"Bate Besong Trode In Soyinka's Footprints" (Reminisces of a Former Classmate)
By Vahid Enow Ashu
The name Bate Besong first confronted me in the pages of The Nigerian Chronicle, that Cross River State Government-owned paper.
This was in 1978 and his poems featured regularly in the literary column.
I was to meet him in the flesh a few months later in October of that year when I went to the University of Calabar to take a degree in English and Literary studies, the same course BB was reading.
It happened this way.At the time, I was writing short stories. So, this lecturer- Sister Eileen Sweeney - got us together. I was a freshman and BB was in the third year.
He wrote poetry while prose was my forte. So we had this discussion all day with me trying to knock down his art which I considered obscurantist and irrelevant to the people.
I held up the works of Pablo Neruda as the model he should strive for. Neruda was a people's poet while Besong was a pretentious poet, a copy cat inebriated by his grandiloquent bluff. He, in turn, praised my literary compositions but urged me to take them further and higher or risk degenerating into a writer of potboilers (he taught me that expression).
Over the next year, until 1980, we freely and closely fraternised and I even contributed a poem in the Oracle, a poetry magazine he was producing single handedly.In 1980, when the grandfather of African Literature - Chinua Achebe - visited University of Calabar, BB was launching his first book - a slim volume of poetry he called Polyphemus Detainee and other Skulls ( Polyphemus is a character In Soyinka's The Man Died).
Achebe launched that book for him. BB was wild with joy.BB was simply overawed by Soyinka, so much so that, when the older writer sent him a personal letter that same year congratulating him and sharing fraternal wishes with him, BB's day was made.
He shared the letter with all who cared to read it and I noticed that, from that moment, the word fraternal always managed to slip into every one of BB's writings, especially personal correspondences and even into some of the poems he wrote and placed on the notice boards.
At this time, I had a firm conviction that BB would go places. I realised it would yield dividends to keep a diary of our interactions. Who knows, maybe do a book on the man one day.
You see, BB had a presence around him, an aura of greatness, if you will. He was generous, ebullient, had a great sense of humour and there was nothing petty about him. True, he smoked and drank heavily but it was in vogue then. We believed writers had to be eccentric, different from other mere mortals around them and how best to display this eccentricity but to draw inspiration from a glut of alcohol and tobacco?
When I visited Bate Besong in his office at the University of Buea in 2002, I was glad when he disclosed to me that he no longer smoked or drank.
As we chatted and shared reminiscences, he told me he regretted leaving Nigeria.
"When [General Mamman] Vatsa was executed, I knew I was finished in Nigeria", he told me. Vatsa was BB's personal friend, poet and officer in the Nigerian army who influenced BB's posting for the National Youth Service corps programme to Kaduna.

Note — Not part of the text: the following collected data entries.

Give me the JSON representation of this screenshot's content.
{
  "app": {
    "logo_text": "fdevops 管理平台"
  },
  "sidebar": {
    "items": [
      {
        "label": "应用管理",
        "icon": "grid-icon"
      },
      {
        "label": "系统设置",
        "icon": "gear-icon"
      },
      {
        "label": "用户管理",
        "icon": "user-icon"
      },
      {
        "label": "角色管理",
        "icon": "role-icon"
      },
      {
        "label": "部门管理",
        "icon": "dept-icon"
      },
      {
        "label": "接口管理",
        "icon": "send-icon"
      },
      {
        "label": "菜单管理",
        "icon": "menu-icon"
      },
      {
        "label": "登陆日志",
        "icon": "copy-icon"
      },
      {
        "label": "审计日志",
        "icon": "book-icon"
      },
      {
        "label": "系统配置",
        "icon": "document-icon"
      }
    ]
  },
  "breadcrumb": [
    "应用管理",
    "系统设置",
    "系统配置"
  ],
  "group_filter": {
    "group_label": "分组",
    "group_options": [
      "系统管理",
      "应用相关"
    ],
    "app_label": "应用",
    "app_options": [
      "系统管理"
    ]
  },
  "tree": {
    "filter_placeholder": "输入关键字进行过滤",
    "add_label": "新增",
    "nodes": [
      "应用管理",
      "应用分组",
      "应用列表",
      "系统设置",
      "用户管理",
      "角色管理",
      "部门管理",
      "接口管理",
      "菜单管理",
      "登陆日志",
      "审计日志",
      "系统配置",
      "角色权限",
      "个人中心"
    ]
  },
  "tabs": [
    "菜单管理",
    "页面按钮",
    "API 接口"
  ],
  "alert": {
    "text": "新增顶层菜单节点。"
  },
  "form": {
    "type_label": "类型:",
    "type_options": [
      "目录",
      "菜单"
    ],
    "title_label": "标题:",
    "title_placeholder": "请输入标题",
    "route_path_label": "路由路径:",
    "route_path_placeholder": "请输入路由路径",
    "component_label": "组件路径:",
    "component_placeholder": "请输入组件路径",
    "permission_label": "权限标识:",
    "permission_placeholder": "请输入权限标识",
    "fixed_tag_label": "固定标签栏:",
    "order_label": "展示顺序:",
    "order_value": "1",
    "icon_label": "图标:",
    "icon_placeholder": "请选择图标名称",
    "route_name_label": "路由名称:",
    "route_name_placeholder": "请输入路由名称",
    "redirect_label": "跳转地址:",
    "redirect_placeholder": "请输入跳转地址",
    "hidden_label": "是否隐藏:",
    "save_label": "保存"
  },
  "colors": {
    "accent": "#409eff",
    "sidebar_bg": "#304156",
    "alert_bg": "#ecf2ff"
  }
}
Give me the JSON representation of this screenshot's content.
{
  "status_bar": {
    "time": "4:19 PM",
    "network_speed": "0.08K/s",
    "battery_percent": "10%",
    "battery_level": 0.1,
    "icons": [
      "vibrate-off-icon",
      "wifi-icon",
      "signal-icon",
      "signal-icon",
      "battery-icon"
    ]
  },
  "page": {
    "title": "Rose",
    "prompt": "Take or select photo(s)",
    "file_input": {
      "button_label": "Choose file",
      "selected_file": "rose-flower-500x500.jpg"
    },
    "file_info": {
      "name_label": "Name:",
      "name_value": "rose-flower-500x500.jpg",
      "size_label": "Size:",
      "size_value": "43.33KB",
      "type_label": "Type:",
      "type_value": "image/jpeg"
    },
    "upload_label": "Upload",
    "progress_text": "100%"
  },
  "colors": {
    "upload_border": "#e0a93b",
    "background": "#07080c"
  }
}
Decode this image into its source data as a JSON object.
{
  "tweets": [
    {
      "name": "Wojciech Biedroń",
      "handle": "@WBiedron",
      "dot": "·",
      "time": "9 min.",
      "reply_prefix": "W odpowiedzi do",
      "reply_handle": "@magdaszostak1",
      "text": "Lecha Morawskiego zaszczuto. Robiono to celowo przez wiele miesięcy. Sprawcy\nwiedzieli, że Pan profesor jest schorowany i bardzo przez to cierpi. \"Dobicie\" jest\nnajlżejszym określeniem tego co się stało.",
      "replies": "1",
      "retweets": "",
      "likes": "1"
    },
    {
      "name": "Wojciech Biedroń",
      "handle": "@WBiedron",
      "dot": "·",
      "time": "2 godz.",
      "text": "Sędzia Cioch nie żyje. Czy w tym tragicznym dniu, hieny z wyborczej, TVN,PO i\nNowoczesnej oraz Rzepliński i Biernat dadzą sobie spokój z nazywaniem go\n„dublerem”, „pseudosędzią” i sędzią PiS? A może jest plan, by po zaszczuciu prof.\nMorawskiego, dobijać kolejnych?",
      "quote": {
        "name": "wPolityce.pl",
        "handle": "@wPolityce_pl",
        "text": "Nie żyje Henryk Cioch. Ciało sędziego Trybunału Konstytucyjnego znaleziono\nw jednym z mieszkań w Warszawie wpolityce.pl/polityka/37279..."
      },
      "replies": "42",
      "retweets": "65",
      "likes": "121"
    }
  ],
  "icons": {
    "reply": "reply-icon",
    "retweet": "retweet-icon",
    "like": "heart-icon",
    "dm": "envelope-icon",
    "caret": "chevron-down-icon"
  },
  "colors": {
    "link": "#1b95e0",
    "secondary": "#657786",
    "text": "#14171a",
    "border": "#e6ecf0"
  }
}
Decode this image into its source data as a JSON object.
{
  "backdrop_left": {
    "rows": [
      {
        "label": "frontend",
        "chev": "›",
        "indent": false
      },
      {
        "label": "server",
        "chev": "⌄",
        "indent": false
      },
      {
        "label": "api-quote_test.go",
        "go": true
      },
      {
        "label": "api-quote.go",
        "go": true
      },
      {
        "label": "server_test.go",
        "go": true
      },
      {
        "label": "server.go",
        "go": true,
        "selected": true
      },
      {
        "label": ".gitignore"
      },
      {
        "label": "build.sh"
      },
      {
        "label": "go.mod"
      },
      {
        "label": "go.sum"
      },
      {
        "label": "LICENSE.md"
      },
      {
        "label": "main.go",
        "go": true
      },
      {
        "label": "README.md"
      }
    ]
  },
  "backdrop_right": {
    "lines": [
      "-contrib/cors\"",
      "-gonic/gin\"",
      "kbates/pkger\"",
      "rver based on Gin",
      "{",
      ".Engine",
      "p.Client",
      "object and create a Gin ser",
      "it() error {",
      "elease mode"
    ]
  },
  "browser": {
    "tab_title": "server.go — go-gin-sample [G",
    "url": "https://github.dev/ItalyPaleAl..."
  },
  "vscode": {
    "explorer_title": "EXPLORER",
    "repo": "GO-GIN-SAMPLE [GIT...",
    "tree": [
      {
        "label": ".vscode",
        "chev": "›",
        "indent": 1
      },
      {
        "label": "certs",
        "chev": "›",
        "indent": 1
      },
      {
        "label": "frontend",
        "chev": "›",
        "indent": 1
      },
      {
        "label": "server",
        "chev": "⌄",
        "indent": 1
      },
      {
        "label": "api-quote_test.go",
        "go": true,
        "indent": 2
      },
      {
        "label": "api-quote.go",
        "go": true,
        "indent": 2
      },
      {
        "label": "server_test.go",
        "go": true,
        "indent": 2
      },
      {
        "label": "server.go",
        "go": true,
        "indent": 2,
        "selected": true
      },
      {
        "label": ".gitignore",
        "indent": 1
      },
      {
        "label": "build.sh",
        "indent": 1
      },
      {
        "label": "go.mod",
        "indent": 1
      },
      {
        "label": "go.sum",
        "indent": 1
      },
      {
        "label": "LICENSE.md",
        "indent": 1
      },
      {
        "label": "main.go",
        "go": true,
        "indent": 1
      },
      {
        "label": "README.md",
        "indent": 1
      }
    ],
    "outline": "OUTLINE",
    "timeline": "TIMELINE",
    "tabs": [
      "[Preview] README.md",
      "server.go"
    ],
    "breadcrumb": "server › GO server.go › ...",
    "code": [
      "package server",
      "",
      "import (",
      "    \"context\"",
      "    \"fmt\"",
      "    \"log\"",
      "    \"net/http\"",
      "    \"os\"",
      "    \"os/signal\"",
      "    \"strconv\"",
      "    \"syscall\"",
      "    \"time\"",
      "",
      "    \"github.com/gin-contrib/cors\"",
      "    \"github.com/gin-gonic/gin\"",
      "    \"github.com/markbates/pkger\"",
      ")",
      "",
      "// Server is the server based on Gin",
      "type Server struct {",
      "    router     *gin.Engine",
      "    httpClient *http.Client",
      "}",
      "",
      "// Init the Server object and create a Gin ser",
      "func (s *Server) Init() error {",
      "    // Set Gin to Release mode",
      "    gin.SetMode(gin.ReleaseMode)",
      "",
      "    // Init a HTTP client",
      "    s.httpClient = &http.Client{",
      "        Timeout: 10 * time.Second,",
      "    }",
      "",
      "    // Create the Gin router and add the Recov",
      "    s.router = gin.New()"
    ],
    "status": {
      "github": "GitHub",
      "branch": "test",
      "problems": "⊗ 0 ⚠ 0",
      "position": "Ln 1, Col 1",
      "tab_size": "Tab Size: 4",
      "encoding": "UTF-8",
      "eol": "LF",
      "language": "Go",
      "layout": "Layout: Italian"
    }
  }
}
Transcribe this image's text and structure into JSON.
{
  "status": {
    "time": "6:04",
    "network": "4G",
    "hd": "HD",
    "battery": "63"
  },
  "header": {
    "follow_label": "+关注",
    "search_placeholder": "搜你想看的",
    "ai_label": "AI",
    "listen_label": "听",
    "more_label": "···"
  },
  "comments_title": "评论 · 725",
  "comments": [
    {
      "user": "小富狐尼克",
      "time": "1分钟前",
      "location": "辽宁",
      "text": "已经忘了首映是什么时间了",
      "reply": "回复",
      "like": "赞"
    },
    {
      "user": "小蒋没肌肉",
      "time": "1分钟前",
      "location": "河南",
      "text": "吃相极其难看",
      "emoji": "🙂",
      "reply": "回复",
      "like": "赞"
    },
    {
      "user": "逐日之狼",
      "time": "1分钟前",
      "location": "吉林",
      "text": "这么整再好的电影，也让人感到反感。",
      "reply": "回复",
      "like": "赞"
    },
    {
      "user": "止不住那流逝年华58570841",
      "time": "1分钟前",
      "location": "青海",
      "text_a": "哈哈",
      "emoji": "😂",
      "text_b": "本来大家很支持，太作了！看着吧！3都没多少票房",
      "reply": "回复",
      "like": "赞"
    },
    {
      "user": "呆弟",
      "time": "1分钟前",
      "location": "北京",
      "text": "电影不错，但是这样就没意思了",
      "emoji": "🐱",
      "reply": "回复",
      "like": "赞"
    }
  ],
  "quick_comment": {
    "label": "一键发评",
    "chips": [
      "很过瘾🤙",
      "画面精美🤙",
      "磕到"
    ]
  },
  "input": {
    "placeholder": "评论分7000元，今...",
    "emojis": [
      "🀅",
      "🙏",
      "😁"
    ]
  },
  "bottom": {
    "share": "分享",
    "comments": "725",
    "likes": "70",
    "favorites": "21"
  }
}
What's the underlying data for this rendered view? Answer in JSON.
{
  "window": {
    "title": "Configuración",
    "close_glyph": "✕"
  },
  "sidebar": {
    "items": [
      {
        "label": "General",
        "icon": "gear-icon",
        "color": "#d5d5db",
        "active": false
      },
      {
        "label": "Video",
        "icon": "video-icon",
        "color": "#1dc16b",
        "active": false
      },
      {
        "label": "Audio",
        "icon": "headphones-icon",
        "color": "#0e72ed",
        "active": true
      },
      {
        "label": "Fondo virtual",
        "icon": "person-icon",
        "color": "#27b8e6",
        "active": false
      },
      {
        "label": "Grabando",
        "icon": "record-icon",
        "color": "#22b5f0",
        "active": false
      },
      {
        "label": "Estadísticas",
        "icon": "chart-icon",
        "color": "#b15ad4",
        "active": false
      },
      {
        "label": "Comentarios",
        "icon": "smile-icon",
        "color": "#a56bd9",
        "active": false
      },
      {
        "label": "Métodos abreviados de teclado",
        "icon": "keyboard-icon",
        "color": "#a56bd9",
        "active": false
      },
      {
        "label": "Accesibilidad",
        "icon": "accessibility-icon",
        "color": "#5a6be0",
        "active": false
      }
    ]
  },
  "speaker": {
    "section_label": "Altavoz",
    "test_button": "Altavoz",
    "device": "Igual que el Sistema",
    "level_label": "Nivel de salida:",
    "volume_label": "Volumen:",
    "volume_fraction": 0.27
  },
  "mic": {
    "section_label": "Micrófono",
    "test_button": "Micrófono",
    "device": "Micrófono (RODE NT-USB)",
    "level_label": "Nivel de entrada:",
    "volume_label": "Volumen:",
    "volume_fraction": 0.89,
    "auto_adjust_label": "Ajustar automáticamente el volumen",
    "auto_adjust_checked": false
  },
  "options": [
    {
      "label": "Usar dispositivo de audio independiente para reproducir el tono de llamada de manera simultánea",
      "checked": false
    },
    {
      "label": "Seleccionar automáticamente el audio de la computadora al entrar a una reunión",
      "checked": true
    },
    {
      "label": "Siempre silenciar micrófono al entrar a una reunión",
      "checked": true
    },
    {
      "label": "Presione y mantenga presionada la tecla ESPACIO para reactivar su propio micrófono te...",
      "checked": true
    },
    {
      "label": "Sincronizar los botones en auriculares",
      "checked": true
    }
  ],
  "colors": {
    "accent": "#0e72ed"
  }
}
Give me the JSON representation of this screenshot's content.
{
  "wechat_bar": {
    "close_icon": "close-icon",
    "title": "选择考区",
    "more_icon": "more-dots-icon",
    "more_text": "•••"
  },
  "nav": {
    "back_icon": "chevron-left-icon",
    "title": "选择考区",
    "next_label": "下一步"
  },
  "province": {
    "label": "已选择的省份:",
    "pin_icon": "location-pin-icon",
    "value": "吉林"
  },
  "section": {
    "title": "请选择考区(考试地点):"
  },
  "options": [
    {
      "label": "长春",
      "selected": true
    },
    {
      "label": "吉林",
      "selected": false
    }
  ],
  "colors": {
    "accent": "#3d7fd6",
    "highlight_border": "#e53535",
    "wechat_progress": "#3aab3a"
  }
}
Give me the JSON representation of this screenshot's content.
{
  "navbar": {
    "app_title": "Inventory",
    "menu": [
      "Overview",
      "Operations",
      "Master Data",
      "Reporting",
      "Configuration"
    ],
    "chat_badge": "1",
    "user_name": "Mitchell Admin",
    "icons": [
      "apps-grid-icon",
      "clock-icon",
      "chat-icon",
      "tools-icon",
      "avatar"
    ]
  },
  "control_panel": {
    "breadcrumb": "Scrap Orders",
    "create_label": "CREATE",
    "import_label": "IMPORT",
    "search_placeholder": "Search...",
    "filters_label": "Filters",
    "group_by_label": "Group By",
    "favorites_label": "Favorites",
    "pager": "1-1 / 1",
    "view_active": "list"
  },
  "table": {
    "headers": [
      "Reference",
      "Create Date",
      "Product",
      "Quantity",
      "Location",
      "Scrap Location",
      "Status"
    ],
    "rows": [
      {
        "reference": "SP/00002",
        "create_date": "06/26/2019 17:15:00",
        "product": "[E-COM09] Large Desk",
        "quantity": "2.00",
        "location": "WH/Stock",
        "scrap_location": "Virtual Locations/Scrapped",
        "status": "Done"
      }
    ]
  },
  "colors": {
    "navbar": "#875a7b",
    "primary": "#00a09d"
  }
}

Vatsa had wanted BB to join the Nigerian army. He allegedly plotted a coup d'etat to unseat Babangida and was caught and executed between 1986 and 1989.As we sat in his office, I read this quotation BB had copied out from the Bible and displayed prominently: When I am weak then I am strong. It was Paul writing in 1st Corinthians and my soul was lifted up.
BB was not leaving out the Bible in his voracious readings, I decided.
In style and theme, BB trode in Soyinka's footprints.